As we decided to quantitatively evaluate changes in abnormal vessels in PDR after treatment, OCTA was chosen for the measurements of the area of neovascularization. The introduction of OCTA into the clinical practice is useful to monitor different NVD subtypes, their development, and the efficacy of treatment regimens as well as to define new vessel morphological details without the need for dye injections and to avoid dye leakage12,26. Using OCTA, the number, course, size and extension of NVD can be determined, but these features cannot be properly assessed using FA12,26. Because of the limits of the extent of OCTA scanning, not all neovascularizations could be quantitatively evaluated, so we chose NVD as the study metric. In our current study, the vascular structures of the NVD could be visualized clearly on OCT angiograms, even with a thin preretinal hemorrhage, and the area of the NVD could be calculated for statistical analysis. Another limit of OCTA is that it cannot show leakage of the neovascularizations, so it is not able to assess the activity of the NVD directly. In a recent study, Ishibazawa and colleagues have put forward the concept of exuberant vascular proliferation (EVP), which is the intense growth of irregular small-caliber vessels located at the margin of new vessels, likely representing active proliferation13. In our study, most of the patients did not have FA, so we were not able to compare OCTA results to the leakage in FA. However, EVP was present in 86.7% (13/15) of patients before treatment, and all these vessels converted to pruned vessels with residual, larger vascular loops approximately 1 week after conbercept injection, manifesting as the disappearance of EVP in OCTA13. While the concept of EVP is the assessment of the activity of the NVD qualitatively, we used NVD areas to compare changes in the NVD before and after treatment quantitatively. We noticed that all of the EVPs disappeared 1 week later, but NVD areas continued to decrease from 0.56 ± 0.17 mm2 to 0.22 ± 0.11 mm2 at last visit.

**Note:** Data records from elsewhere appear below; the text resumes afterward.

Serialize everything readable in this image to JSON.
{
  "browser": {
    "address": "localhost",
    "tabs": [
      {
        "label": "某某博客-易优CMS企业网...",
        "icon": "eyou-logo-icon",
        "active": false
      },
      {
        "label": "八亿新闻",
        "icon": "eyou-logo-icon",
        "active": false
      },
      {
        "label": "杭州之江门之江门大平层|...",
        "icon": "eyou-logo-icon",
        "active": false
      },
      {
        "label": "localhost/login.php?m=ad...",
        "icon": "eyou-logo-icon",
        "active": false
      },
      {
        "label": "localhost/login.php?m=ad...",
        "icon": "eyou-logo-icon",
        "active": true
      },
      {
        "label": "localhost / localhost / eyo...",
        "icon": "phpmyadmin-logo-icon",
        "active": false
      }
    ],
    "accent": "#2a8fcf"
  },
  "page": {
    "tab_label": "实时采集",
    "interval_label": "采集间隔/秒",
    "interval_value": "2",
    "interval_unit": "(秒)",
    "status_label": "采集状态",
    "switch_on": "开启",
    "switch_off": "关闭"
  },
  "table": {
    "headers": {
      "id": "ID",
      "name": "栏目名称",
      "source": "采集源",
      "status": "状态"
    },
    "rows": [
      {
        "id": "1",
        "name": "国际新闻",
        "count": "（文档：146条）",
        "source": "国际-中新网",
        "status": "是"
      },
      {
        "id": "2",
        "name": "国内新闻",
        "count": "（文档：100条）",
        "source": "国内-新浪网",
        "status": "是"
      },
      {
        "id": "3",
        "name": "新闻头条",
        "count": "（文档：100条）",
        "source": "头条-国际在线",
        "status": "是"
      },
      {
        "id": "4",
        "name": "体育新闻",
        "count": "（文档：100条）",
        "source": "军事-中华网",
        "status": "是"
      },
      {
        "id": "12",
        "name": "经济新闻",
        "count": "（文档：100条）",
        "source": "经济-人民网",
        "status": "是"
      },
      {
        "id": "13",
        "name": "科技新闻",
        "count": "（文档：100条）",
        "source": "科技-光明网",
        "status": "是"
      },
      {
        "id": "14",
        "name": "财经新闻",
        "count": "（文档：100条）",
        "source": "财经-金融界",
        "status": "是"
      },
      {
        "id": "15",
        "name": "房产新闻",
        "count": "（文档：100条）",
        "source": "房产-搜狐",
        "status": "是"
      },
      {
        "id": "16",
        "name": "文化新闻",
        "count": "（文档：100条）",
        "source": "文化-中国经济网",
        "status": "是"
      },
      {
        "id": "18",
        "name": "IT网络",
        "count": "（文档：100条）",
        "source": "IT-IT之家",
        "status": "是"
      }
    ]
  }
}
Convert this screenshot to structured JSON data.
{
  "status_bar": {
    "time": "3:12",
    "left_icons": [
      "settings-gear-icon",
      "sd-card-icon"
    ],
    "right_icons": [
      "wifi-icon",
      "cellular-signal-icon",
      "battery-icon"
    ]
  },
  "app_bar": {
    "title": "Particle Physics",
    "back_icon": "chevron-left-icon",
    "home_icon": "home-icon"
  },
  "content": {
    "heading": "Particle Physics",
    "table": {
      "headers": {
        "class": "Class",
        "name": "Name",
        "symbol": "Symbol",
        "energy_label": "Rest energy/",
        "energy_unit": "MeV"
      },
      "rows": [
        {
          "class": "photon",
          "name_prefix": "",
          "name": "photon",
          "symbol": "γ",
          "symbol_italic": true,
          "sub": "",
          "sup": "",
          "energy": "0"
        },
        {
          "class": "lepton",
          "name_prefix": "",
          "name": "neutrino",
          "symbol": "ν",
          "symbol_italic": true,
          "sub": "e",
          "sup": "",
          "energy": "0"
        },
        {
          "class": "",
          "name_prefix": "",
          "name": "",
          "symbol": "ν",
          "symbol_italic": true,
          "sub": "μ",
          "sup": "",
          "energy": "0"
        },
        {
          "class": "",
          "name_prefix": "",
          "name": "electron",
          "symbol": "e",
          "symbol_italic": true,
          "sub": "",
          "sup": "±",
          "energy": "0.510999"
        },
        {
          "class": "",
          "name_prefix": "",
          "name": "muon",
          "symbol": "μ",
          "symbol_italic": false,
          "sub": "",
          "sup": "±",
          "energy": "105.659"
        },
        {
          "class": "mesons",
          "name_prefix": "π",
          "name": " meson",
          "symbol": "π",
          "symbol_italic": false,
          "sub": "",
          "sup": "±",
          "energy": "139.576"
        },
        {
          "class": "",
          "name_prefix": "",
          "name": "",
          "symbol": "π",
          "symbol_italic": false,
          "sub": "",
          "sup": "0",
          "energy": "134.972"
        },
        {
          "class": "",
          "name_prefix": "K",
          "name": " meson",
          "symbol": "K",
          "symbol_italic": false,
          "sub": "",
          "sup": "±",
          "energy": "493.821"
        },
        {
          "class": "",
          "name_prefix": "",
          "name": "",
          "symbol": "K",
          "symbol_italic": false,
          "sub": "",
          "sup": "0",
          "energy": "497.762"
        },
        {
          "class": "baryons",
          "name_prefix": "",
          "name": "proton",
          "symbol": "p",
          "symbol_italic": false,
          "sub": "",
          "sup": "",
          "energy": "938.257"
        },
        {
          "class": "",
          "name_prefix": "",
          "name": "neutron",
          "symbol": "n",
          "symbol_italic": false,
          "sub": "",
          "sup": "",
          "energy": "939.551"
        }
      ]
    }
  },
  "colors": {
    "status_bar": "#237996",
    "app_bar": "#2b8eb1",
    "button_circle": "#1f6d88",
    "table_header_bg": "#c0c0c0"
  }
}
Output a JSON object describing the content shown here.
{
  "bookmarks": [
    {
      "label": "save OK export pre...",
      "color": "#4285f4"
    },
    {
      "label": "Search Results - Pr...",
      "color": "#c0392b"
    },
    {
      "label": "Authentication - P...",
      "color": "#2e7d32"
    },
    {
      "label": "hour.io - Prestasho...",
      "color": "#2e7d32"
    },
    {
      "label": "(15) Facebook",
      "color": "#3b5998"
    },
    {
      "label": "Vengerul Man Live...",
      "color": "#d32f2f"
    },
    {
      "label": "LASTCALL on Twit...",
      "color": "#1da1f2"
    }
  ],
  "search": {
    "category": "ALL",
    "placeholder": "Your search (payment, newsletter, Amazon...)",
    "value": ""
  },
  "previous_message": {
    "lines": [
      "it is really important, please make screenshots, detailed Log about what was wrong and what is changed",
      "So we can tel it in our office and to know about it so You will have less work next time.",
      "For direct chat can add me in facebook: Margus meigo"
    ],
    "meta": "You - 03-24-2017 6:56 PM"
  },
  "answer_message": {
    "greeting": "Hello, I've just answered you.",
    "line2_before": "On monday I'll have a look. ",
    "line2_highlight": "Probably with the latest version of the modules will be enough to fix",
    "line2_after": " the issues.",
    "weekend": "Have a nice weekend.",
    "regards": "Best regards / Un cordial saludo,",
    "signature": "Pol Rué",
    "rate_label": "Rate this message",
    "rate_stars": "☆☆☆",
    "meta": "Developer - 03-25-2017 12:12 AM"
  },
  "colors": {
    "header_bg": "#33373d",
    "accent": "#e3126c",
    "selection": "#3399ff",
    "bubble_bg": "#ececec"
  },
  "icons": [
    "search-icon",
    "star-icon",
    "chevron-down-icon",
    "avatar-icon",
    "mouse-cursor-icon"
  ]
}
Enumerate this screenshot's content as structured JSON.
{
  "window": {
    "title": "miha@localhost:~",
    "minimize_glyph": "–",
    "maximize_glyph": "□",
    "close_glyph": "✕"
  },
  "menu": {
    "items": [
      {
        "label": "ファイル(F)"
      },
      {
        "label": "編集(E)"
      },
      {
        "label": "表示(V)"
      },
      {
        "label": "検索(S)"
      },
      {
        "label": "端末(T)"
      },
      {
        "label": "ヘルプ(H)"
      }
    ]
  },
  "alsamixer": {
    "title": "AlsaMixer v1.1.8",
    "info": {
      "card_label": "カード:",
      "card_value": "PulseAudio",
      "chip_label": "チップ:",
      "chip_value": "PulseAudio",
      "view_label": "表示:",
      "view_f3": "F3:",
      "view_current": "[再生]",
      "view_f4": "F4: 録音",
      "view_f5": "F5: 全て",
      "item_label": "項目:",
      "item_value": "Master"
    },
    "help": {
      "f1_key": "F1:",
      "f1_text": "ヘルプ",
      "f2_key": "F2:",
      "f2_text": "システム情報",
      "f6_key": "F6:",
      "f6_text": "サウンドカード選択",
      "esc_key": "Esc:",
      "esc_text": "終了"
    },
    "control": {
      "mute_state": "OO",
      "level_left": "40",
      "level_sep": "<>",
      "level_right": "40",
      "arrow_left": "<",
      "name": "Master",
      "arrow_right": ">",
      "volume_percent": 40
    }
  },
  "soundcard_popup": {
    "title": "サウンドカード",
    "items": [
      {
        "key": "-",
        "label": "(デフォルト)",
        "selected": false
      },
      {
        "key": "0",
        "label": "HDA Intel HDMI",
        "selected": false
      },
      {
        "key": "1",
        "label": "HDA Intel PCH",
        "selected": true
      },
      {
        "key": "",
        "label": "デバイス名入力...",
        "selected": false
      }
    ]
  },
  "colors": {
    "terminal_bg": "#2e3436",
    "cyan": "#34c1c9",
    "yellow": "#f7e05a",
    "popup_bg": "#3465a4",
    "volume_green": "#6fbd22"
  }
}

The limitations of this study include the fact that it had a relatively small number of patients and a short-term follow-up period. Meanwhile, there was no control group of NVD in PDR patients without intravitreal conbercept treatment. In addition, we hope that an automatic quantitative method to evaluate NVD and wide-angle OCTA to evaluate neovascularizations at different locations will become available in the future.

In conclusion, conbercept is a well-tolerated medication that causes a quick regression of NVD, and intravitreal conbercept injections combined with intensive PRP is an effective treatment for NVD in PDR patients. Quantitative information on NVD can be obtained with OCTA, which may be clinically useful in evaluating the therapeutic effect of treatments for NVD in PDR. A prospective study with long-term follow-up is needed to confirm the therapeutic benefits of conbercept and to evaluate ocular and systemic adverse effects.